Mailson Furtado é escritor, dentre outras obras, de À Cidade (livro vencedor do Prêmio Jabuti 2018 – categorias Poesia e livro do Ano). Em Varjota-CE, fundou a CIA teatral Criando Arte, em 2006, onde realiza atividades de ator, diretor e dramaturgo, e é produtor cultural da Casa de Arte CriAr. Mailson escreve, quinzenalmente, crônicas sobre futebol e outros temas
Marcado por uma extrema singularidade enquanto personagem, Lampião vingou como um dos símbolos máximos da cultura do Nordeste
Em viagem com a família este final de ano, acabo de passar por Piranhas – Alagoas, visitando alguns pontos importantes para a história do Nordeste e do Brasil, a partir do cangaço. Ali, na margem direita do São Francisco, na divisa entre Alagoas e Sergipe, Lampião e seu bando foram assassinados pela polícia alagoana, em julho de 1938, tendo, onze dos cangaceiros, as cabeças degoladas e expostas como prova da morte em várias cidades dos sertões à época, sendo na escadaria da prefeitura de Piranhas, a famosa fotografia das cabeças empilhadas.
Marcado por uma extrema singularidade enquanto personagem, Lampião vingou como um dos símbolos máximos da cultura do Nordeste, estando sempre em cheque a dualidade bandido – herói, que amplia e não permite que o debate se encerre em conceituações simplórias.
Passadas quase nove décadas de sua morte, e diante da rica bibliografia acerca de sua vida, sabe-se que o rei do cangaço tinha noção de sua importância histórica e de seus feitos pelos sertões adentro, mas certamente não supunha que seu nome seria atrelado, um século depois, a um dos maiores eventos da região, a Copa do Nordeste.

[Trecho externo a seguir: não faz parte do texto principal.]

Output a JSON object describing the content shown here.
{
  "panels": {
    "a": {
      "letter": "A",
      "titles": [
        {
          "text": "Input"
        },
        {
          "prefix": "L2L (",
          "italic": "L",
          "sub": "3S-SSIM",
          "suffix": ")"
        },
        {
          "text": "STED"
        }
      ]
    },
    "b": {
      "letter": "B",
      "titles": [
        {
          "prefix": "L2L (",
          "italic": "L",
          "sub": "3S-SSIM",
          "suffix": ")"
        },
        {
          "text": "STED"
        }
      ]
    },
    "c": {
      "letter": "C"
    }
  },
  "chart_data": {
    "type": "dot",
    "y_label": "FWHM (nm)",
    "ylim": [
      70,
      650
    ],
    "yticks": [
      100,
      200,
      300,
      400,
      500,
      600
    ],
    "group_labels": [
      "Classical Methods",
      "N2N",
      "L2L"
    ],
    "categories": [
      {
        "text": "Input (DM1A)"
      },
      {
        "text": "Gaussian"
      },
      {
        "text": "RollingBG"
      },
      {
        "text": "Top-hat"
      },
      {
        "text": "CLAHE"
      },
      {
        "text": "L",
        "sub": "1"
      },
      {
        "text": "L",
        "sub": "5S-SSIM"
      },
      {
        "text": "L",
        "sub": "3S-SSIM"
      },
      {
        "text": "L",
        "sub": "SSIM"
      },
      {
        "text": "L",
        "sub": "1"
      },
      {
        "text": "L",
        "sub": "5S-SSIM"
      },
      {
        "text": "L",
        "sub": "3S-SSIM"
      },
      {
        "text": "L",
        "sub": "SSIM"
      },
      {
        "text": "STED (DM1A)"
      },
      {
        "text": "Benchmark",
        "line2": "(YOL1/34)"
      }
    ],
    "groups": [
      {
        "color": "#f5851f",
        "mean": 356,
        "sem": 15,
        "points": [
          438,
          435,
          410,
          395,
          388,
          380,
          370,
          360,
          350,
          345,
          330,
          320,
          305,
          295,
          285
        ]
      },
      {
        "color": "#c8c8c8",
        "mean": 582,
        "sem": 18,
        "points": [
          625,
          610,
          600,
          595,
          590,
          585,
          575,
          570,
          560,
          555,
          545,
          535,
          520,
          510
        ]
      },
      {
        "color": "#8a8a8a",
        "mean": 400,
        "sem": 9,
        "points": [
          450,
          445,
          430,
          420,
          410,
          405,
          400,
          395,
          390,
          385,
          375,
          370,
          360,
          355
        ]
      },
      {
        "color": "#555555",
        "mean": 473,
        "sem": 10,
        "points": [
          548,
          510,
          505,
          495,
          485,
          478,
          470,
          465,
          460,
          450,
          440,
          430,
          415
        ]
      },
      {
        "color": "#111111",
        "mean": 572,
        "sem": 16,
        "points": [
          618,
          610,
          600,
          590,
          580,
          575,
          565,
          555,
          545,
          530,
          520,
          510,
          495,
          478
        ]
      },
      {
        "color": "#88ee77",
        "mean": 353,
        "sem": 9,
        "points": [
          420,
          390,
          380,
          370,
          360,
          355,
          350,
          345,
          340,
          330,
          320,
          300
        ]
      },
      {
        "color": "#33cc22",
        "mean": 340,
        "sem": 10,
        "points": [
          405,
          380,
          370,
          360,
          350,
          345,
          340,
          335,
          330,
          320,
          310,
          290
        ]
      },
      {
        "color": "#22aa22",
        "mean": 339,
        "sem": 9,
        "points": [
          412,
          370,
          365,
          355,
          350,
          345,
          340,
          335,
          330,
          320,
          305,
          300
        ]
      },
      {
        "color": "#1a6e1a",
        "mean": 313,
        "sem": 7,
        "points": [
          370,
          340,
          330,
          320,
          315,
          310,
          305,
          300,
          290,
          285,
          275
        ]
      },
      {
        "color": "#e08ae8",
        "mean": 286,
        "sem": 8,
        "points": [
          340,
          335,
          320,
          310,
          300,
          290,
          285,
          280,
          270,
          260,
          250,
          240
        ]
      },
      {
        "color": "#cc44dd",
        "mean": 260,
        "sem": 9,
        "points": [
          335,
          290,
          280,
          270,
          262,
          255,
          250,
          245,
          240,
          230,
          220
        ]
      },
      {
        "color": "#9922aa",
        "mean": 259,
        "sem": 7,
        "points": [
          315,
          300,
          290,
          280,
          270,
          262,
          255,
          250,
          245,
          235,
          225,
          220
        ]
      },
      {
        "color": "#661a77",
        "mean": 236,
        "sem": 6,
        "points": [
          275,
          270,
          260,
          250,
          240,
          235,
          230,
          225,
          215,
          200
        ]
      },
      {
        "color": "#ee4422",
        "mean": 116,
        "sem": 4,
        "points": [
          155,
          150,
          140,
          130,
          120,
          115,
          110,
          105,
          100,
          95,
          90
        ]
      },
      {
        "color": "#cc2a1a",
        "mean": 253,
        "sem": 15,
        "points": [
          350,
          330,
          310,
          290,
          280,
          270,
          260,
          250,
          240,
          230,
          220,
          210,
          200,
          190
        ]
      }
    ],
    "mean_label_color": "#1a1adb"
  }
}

Mesmo o futebol tendo chegado na região ainda na primeira década do século XX, este restringiu-se, em um primeiro momento, aos centros urbanos, no geral, localizados no litoral. Somente a posteriori veio o seu embrenhar nos sertões, sendo possível que Lampião sequer tenha ouvido falar do esporte bretão.
Diante de tantas particularidades, numa quase guerrilha no semiárido nordestino em prol de lutas individuais e comunitárias, o cangaço traz no cerne o símbolo de valentia, tão caro ao futebol e a tudo que o cerca – a garra dentro de campo, as rivalidades, etc.
Assim, Lampião, ali, em seu último grito em arquejos, na grota de Angicos, é possível que tenha suposto aquele ecoar diante do tempo. Mas, mal sabia, que este seguiria na boca de milhares, por estádios entre praias, serras e sertões, a vislumbrarem a sua valentia como motivo maior de uma paixão, o torcer.